Er means “two” in Mandarin. Or so my children tell me.

Two days until Departure Day.

I might throw up. If one more person mentions the missing plane from Malaysia, I will for sure.

That reminds me… In the event of our untimely demise (wherein we are confident in our eternal destination, by the grace of God, through faith in Jesus Christ), all our earthly possessions should be split, equally, between Husband’s and my six siblings. (Attorney friends, did ya’ll hear that? This means you, Gerry, Mo, Cousin Kelly, Milan, Craig, & Sam.) This would be pretty easy to tabulate since the adoption has thoroughly depleted our liquid assets– NOT that I’m complaining… our boy is unquestionably, 100% worth it.

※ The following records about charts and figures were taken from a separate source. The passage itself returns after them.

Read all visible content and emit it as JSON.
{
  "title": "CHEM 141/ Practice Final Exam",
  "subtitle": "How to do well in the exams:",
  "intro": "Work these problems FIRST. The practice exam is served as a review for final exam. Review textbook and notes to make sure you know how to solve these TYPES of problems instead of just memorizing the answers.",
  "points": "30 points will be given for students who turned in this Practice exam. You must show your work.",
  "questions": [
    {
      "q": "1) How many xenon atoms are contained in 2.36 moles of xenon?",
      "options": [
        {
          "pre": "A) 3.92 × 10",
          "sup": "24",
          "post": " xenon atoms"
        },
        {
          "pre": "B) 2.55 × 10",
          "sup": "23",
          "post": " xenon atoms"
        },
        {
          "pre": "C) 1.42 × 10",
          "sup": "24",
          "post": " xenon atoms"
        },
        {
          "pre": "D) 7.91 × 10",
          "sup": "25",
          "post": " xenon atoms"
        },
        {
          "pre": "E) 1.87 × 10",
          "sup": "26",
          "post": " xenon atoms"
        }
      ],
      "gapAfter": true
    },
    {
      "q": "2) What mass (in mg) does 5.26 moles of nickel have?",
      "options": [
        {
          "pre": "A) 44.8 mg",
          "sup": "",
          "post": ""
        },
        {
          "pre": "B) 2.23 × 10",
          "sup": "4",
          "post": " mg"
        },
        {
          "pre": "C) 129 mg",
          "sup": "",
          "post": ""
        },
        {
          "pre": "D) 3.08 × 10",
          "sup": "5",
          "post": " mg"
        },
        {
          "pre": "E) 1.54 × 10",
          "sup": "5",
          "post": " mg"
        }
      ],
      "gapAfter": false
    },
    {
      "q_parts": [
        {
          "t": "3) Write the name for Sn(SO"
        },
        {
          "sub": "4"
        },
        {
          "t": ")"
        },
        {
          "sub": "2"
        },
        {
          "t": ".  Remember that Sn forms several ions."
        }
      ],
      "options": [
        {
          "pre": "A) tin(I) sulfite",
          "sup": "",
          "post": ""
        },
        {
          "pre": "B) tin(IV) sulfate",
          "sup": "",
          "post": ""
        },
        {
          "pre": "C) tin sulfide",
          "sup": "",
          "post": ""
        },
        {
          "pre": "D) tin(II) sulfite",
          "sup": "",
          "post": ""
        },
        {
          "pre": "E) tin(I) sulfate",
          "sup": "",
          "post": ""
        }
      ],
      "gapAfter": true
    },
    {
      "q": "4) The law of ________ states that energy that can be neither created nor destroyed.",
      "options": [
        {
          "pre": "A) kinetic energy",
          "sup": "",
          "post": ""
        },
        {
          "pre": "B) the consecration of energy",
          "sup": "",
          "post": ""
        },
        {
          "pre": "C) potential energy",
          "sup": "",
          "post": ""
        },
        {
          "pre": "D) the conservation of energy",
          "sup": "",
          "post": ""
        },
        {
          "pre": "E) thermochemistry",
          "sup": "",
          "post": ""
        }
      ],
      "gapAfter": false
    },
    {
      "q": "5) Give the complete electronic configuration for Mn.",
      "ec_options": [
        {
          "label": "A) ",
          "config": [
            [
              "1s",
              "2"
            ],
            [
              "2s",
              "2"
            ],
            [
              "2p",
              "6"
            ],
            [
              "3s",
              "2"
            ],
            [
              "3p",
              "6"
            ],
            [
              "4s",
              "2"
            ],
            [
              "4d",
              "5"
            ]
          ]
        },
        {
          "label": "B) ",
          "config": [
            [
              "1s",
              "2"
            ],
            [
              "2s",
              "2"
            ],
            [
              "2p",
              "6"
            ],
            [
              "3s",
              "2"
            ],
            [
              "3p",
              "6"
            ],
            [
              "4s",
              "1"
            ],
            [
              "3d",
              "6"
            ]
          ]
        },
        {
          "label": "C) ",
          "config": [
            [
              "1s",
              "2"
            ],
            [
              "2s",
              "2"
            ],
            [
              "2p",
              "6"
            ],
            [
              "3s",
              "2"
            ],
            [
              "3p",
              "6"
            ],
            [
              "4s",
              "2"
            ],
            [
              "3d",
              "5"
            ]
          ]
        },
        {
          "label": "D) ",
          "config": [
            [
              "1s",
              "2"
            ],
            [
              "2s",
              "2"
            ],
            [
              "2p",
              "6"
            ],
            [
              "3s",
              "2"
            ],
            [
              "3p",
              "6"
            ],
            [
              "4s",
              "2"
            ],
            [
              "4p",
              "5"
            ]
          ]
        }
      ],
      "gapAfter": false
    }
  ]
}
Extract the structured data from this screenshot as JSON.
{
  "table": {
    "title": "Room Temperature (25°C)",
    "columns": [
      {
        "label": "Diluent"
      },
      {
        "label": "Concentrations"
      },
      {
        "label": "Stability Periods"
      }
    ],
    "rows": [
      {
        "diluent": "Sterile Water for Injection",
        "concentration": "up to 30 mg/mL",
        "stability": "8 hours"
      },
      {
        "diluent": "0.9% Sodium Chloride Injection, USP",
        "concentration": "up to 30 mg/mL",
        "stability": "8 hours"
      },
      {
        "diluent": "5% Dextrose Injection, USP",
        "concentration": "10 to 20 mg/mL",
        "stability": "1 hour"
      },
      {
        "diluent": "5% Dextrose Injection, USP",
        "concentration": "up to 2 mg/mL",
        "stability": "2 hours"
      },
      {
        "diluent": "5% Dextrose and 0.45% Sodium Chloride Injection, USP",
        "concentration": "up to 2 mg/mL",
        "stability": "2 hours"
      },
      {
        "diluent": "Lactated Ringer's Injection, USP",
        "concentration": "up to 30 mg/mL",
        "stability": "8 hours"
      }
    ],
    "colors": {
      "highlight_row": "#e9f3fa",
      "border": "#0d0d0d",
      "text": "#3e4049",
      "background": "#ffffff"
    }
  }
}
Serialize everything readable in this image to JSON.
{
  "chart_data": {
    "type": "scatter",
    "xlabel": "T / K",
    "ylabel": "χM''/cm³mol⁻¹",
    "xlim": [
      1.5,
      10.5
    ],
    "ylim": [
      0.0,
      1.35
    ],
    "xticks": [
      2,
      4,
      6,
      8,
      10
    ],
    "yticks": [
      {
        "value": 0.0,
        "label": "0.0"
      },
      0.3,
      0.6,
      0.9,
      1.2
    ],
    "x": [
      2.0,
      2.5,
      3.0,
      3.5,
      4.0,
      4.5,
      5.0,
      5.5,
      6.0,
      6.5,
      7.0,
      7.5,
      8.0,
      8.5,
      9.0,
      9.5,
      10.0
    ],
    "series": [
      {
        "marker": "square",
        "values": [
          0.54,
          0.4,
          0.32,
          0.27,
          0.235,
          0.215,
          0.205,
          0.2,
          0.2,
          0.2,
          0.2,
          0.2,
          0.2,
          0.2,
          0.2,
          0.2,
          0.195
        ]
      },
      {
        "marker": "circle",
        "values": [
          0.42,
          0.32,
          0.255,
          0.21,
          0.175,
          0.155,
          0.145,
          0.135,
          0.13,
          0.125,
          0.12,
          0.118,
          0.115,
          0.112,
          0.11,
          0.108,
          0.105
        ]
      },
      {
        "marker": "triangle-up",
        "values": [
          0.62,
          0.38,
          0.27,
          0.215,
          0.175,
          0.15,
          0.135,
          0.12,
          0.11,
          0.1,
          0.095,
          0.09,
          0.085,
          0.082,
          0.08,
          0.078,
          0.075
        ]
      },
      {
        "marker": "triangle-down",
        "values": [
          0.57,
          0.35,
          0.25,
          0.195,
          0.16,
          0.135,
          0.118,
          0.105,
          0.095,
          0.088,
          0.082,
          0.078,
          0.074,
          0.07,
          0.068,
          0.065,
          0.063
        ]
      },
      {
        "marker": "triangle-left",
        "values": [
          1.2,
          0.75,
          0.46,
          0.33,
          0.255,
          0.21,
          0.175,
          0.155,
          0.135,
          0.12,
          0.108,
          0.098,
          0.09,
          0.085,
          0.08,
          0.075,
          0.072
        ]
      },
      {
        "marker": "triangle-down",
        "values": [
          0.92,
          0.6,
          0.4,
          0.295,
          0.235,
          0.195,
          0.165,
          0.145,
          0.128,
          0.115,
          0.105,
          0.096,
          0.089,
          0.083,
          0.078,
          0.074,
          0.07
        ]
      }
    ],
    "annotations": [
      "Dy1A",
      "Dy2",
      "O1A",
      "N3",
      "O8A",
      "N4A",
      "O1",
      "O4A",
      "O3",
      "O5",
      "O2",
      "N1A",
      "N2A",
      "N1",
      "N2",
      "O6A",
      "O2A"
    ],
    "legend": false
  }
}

To be clear, my mounting anxiety is not due to fear, nor hesitation, in meeting our precious son. I can.not. wait. to embrace Little Man. Rather, my concern is that we will neglect to pack some critical piece of documentation from our THIRTY ONE PAGE CHECKLIST that might jeopardize the in-country process. I’m heavily relying on Husband in this arena, who famously received an “Attention to Detail” award in the military, years ago. God bless him, my opposite.

We’ll first land in Beijing and do some required sight-seeing (twist my arm), doing our best to shake our jet-lag before heading south to Zhengzhou.

“Gotcha Day” -which shall henceforth be referred to as either Adoption Day or Family Day- is actually next Monday. Oh, and Monday will be Sunday here in the States. From the moment we first see him, he will remain in our custody (forever and ever, amen). This is not the case in every country. We will finalize the adoption- legally making him our son!- within a couple of days of travelling to the capitol of his province, Henan.

The final leg of our journey will be in Guangzhou, at the US Consulate, through which all adoptions are routed. Upon landing on US soil Little Man will officially become a US citizen. (Again, not the case with every country.)

The kids and I are packed, Husband will take all of five minutes. (I’m not worried, gotta love that military training!) We are packing pretty light and hoping to carry on our smaller suitcases, checking just two large ones. In monitoring the Beijing, Zhengzhou, and Guangzhou weather, we have ascertained it will be downright hot to these four Montanans, and we’re able to pack lighter-weight clothing. Several families who have gone before us have had their luggage lost, so we are praying the airlines will permit us to keep our smaller bags.


Today, I’m finishing the deep cleaning of our house (Husband took my sexy minivan to work so I’d be stuck here– I’m too afraid to drive his burly, manual transmission rig.), and tomorrow the girls and I are going to have some fun. We are ready.


2 responses to “Er”

  1. Wow, what an answer to prayer you are! Thanks so much for reading, praying, and reaching out. We will try to connect with you again when we return (we leave tomorrow– wheeeeeeee!) and start making a plan for his cleft surgery. We are leaning towards Dornbecher’s Children Hospital in Portland, close by our hometown (and supportive friends/family), but we are most interested in making sure he gets the best care possible.
    Thanks again!!

  2. Mia,

    We just found your blog on the CCAI blog site. We have been reading about your adoption journey and are so excited for you guys! We noticed that you are adopting a cleft kiddo from Henan. We adopted a little girl from Henan with CCAIs help back in September of 2012 – she is also a cleft baby! You mentioned in one of your posts that you are interested in any information about correcting clefts. We actually live near you (Idaho and have connections with Montana) and have had to learn about hospitals, cleft repair options, speech, early child intervention programs, etc… We know you are leaving soon and would love to share our experiences with you! Send us an email when you get a chance. CCAI is a wonderful adoption agency and you will have a great experience in China. God bless you as you travel! You will be in our prayers these next few weeks and the weeks following your return as you bond as a family.